Zonsopkomst in New York

Zondag 25 september 2005, dag 14 van De Luister-en-Vertel-Tournee in Amerika

Central Park, New York

Er zijn van die dingen in het leven, die zo gewoon zijn, dat je niet meer stilstaat bij de schoonheid ervan. De zonsopkomst bijvoorbeeld. En dan niet de dageraad, waarvoor je eerst in het holst van de nacht een of andere bergtop in de Himalaya of in de Alpen moet beklimmen om zo optimaal mogelijk van dat dagelijkse natuurwonder te kunnen genieten. Nee, ik heb het over het doodgewone fenomeen dat het iedere dag na de nacht weer licht wordt.

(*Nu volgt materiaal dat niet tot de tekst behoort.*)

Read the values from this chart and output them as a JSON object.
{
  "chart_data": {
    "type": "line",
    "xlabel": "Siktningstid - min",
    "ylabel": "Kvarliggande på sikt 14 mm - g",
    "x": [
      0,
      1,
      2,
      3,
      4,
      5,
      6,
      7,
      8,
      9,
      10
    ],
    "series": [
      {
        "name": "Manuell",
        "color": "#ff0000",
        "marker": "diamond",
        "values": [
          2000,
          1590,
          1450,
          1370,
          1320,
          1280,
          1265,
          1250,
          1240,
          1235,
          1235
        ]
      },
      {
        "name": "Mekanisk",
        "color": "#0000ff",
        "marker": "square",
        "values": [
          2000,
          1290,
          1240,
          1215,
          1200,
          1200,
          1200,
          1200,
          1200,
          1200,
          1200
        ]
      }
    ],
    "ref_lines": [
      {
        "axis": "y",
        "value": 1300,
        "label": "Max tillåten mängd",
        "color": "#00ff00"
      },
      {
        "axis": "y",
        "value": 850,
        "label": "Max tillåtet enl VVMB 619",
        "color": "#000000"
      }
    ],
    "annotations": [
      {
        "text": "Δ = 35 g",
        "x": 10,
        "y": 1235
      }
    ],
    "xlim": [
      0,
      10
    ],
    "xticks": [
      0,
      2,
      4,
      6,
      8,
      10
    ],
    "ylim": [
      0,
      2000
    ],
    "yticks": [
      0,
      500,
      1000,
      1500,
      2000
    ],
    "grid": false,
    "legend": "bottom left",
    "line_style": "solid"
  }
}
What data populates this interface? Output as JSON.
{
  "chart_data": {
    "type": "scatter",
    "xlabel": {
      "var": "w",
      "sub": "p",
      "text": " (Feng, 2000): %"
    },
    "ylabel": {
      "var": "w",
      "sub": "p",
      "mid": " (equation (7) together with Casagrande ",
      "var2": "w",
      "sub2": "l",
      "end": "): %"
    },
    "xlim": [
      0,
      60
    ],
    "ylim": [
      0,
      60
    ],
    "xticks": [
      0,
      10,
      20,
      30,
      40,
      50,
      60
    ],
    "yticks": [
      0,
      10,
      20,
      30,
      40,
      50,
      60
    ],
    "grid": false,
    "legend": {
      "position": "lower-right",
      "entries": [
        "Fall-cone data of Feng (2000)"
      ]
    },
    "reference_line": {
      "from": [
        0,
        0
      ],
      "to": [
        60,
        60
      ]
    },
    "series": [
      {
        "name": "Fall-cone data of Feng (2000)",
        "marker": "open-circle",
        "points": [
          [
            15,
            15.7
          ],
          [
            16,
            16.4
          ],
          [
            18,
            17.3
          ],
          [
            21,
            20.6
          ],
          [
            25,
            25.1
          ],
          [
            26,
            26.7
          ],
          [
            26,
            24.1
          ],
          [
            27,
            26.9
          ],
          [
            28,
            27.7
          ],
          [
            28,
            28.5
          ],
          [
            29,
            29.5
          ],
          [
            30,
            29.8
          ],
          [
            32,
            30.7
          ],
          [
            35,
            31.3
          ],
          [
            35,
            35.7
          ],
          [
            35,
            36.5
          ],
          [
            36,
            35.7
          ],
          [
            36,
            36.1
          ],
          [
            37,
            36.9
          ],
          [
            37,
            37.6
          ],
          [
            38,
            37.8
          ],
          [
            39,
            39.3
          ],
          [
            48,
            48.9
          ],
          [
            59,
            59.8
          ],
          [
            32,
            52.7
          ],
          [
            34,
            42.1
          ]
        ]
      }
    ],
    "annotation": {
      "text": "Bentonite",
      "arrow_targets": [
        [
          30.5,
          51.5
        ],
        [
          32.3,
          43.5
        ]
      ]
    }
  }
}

Zonsopkomst is eigenlijk een raar woord. Net als zonsondergang. Al ruim 400 jaar erkent de mensheid dat de zon niet opkomt en evenmin ondergaat. En zelfs voor Copernicus en Galilei waren er al mensen die wisten dat de heersende opvatting over de verhouding tussen onze aardse wereld en de ster die wij zon noemen op zijn zachtst gezegd niet helemaal conform de werkelijkheid is. Onze eigen wereld is niet het middelpunt van het heelal. Dat wisten sommige denkers al in de Griekse oudheid. Nou ja, ze dachten het in ieder geval. Weten is weer wat anders. En misschien zijn er ook wel Chinese en Indische mensen geweest, die tot zulke verlichte inzichten zijn gekomen. Uiteindelijk dateren die beschavingen van eeuwen voor onze westerse beschaving. Wat dan ook maar beschaving mag heten.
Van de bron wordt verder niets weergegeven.